It’s time again to release trichogramma wasps to prevent destructive fall worms from defoliating and stressing trees and plants. Depending on the current weather conditions, we could be seeing webworms and possibly a few other destructive worms any day now. I have already had a couple of gardeners report seeing some worms in their trees.
Common fall webworms are the larvae form of a tan-colored, small moth. Female moths lay large masses of eggs on the underside of foliage. Soon the moth eggs hatch into worms, and the worms start feeding on foliage right away.
Releasing trichogramma wasps now, and again in a few weeks, can help prevent moth eggs from hatching. No eggs means no worms.
Getting rid of these worms, plus many other types of moth larvae, before they can hatch depends on a proper release schedule. If you release the wasps too early, there might not be any moth eggs available for them to feed on. If you release the wasps too late, when worms are already being noticed, then the wasps will be of no help. Remember, trichogramma only want worm eggs not the worms.
Last week, I wrote about a problem with trees unexpectedly dropping small and large limbs. This mysterious event has been named Sudden Branch Drop. Today, let’s shed some light on trees that have brown dead areas of foliage within their canopies.
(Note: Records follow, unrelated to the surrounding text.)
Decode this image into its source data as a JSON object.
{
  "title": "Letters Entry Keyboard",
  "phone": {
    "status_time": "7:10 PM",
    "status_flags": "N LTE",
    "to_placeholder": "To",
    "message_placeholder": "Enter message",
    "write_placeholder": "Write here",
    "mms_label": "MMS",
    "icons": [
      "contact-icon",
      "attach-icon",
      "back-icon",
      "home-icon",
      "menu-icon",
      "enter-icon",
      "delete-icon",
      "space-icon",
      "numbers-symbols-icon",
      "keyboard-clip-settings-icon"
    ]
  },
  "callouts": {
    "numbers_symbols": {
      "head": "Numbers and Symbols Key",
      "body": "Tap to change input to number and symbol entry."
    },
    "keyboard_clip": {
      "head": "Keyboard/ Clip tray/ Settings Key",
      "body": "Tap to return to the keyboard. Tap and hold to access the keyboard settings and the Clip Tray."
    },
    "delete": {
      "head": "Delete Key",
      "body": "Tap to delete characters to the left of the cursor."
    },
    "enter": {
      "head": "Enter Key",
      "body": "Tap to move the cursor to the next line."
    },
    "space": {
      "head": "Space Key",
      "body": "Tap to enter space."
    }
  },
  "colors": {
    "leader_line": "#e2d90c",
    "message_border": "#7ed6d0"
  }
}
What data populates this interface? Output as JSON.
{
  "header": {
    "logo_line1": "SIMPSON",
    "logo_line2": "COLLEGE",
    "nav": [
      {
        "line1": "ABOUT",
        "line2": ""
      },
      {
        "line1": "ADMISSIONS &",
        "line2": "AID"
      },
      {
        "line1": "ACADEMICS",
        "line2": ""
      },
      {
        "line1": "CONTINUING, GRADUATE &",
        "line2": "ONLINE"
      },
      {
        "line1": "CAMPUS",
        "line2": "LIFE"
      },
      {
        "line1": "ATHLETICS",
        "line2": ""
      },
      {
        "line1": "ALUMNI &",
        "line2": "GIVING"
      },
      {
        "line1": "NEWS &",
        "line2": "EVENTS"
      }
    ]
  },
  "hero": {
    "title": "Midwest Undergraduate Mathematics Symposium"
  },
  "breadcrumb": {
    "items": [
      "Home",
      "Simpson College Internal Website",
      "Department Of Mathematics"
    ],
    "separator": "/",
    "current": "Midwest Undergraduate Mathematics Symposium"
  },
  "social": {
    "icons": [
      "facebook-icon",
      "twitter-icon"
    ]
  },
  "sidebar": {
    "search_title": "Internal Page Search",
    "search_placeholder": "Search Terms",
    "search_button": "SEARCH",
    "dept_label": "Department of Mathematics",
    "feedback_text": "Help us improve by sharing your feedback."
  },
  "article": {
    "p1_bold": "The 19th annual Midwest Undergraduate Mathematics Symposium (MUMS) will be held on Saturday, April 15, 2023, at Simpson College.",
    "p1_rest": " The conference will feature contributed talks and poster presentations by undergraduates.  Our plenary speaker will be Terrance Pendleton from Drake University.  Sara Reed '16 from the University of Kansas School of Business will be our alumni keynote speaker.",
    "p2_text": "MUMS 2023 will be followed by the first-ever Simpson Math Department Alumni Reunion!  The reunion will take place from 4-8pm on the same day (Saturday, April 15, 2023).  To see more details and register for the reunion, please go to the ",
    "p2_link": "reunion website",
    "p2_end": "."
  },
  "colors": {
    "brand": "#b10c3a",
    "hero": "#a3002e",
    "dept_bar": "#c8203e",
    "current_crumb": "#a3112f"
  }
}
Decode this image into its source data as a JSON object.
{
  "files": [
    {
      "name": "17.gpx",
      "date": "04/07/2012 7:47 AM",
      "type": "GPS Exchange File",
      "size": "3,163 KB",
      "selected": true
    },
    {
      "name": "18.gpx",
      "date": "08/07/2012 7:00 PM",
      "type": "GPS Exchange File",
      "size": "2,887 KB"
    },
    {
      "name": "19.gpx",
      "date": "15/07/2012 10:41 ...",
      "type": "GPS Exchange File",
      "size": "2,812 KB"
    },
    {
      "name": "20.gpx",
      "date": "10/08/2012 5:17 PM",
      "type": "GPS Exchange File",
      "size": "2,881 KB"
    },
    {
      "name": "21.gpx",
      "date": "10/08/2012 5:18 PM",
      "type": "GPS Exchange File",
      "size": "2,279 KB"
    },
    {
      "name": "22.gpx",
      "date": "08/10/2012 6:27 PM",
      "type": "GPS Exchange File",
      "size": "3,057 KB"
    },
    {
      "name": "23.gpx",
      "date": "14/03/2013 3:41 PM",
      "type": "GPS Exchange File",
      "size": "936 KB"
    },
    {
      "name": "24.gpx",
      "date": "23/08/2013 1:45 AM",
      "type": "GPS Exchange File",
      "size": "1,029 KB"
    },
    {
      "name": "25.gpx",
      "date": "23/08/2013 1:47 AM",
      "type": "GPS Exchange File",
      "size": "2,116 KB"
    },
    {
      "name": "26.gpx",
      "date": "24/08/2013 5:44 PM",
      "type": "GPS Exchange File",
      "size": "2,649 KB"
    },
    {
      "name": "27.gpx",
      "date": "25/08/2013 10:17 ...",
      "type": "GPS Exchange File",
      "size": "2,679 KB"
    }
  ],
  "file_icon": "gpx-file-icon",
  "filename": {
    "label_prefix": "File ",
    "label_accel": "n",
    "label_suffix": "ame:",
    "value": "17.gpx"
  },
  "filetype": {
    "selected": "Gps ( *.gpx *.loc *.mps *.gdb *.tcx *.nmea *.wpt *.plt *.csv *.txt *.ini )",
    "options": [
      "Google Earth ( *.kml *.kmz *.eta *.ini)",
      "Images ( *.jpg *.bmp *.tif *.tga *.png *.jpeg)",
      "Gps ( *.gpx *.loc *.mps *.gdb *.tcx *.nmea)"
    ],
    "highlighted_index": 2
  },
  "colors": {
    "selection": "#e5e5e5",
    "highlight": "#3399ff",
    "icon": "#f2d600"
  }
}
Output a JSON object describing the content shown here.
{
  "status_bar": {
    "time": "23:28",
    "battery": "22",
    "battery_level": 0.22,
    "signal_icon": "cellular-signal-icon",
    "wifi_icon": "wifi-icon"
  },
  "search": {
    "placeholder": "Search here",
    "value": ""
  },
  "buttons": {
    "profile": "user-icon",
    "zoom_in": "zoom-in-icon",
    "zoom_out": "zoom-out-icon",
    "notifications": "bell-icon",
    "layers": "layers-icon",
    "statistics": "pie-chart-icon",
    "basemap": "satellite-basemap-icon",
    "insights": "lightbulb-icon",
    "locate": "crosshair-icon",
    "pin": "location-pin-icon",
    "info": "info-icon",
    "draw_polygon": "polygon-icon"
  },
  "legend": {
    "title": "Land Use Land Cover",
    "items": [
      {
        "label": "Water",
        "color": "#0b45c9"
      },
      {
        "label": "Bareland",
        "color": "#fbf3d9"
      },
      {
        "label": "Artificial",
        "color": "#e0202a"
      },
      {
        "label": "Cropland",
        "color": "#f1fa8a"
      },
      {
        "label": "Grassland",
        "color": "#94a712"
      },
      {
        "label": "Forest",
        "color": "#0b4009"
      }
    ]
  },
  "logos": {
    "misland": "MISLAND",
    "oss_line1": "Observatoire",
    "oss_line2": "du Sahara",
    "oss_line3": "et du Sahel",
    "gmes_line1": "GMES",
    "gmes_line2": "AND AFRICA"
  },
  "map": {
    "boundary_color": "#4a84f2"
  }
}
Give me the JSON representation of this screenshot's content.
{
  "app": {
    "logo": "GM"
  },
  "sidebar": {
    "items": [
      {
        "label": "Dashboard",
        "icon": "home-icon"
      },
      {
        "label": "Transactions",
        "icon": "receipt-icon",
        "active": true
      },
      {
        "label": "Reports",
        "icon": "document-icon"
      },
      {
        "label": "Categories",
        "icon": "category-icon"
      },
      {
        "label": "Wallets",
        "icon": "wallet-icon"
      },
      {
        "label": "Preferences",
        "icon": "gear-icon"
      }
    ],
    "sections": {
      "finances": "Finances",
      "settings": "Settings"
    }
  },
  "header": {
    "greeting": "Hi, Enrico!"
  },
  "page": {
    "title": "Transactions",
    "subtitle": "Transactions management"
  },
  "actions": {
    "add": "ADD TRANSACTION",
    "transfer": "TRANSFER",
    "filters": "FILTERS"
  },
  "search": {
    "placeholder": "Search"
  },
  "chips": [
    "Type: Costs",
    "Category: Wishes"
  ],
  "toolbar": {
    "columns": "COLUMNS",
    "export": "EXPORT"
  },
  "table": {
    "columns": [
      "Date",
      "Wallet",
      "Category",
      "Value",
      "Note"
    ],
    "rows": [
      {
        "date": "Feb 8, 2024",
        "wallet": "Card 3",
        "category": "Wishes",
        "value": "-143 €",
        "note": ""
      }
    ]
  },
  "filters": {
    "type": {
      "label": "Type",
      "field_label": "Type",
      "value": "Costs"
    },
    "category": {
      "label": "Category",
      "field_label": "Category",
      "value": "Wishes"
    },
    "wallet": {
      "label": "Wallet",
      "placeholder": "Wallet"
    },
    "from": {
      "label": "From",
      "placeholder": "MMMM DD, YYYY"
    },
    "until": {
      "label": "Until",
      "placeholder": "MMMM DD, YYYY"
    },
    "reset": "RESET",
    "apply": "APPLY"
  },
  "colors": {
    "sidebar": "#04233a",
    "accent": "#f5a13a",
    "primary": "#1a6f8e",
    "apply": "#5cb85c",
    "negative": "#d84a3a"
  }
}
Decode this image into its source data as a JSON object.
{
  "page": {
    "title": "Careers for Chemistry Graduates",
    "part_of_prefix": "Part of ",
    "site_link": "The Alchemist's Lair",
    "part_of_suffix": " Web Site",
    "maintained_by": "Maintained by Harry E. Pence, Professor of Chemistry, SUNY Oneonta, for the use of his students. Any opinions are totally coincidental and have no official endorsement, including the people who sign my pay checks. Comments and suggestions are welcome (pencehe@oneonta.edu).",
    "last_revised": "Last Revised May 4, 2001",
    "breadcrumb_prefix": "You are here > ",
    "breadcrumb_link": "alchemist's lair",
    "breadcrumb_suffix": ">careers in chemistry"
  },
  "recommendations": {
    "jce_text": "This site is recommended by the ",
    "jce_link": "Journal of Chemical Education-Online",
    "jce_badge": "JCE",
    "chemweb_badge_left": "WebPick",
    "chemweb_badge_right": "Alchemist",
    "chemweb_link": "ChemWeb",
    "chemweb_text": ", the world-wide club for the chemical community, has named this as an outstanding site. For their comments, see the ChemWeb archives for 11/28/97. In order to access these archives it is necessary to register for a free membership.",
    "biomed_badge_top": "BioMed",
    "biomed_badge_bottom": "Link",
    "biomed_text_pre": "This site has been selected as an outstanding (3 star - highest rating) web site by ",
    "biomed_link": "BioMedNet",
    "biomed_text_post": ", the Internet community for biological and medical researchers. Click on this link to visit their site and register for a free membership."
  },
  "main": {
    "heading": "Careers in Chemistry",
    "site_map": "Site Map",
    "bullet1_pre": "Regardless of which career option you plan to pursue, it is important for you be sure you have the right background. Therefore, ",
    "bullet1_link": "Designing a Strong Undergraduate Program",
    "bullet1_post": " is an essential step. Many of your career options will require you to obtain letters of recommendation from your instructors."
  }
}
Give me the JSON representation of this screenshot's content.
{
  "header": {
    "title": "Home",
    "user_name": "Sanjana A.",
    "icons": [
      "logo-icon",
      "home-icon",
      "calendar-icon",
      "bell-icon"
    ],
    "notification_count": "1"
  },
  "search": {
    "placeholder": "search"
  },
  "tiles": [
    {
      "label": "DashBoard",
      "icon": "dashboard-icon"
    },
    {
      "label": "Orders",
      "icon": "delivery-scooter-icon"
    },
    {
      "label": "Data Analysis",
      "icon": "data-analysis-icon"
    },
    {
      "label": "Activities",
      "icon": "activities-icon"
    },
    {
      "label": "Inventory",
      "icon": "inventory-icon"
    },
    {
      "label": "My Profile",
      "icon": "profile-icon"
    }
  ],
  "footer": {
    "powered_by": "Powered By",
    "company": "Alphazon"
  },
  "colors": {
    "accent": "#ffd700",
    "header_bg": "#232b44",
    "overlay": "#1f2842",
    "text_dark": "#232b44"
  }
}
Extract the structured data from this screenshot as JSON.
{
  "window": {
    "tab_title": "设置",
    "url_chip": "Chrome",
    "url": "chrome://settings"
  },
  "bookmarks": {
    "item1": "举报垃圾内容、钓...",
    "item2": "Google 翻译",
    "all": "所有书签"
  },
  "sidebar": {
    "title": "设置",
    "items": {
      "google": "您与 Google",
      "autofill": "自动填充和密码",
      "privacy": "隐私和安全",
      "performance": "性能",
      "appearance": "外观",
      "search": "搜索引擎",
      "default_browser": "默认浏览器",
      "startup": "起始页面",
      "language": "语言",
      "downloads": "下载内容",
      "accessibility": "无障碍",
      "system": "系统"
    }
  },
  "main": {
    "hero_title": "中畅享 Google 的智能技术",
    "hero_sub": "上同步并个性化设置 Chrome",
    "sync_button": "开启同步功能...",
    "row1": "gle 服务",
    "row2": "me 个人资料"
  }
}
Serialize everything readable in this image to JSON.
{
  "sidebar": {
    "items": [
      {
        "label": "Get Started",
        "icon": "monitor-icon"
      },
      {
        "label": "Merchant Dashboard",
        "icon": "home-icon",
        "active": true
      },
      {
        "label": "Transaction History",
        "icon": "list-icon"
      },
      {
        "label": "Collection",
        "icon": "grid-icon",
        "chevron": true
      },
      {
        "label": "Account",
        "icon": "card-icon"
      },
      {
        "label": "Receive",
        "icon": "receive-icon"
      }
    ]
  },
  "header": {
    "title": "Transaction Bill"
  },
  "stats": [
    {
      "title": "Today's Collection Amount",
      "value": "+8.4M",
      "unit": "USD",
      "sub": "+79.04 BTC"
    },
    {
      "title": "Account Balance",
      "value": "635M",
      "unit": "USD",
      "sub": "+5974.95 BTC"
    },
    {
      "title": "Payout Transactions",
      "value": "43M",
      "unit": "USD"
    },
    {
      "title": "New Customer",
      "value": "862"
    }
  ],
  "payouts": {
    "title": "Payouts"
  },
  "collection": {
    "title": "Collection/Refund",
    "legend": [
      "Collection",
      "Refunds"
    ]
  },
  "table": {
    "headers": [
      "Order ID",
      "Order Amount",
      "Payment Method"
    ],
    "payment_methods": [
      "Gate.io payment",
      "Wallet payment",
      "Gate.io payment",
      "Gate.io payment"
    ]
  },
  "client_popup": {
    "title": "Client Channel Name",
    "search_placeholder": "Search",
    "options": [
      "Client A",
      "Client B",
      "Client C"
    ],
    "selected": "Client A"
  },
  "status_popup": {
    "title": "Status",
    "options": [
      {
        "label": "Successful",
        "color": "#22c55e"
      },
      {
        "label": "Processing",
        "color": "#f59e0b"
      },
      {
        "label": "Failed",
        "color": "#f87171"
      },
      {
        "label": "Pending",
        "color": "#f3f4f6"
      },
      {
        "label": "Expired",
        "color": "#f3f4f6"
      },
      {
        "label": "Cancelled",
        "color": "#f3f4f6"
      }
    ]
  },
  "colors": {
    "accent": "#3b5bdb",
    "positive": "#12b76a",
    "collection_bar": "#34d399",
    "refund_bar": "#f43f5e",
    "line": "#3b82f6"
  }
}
These dead areas are believed to be caused mostly by squirrels and other pests.
This problem can affect many varieties of trees, especially pecan trees. During hot, dry weather conditions, trees can very become stressed. Stress can cause sugars to build up with in the limbs and leaves of a tree. This sugar attracts pests like squirrels, possums, rats and others. Any of these four legged creatures can break smaller limbs as they are moving around the canopy of a tree or as they are chewing on the sweet-tasting limbs.
Squirrels sometimes chew on tree limbs to sharpen their teeth.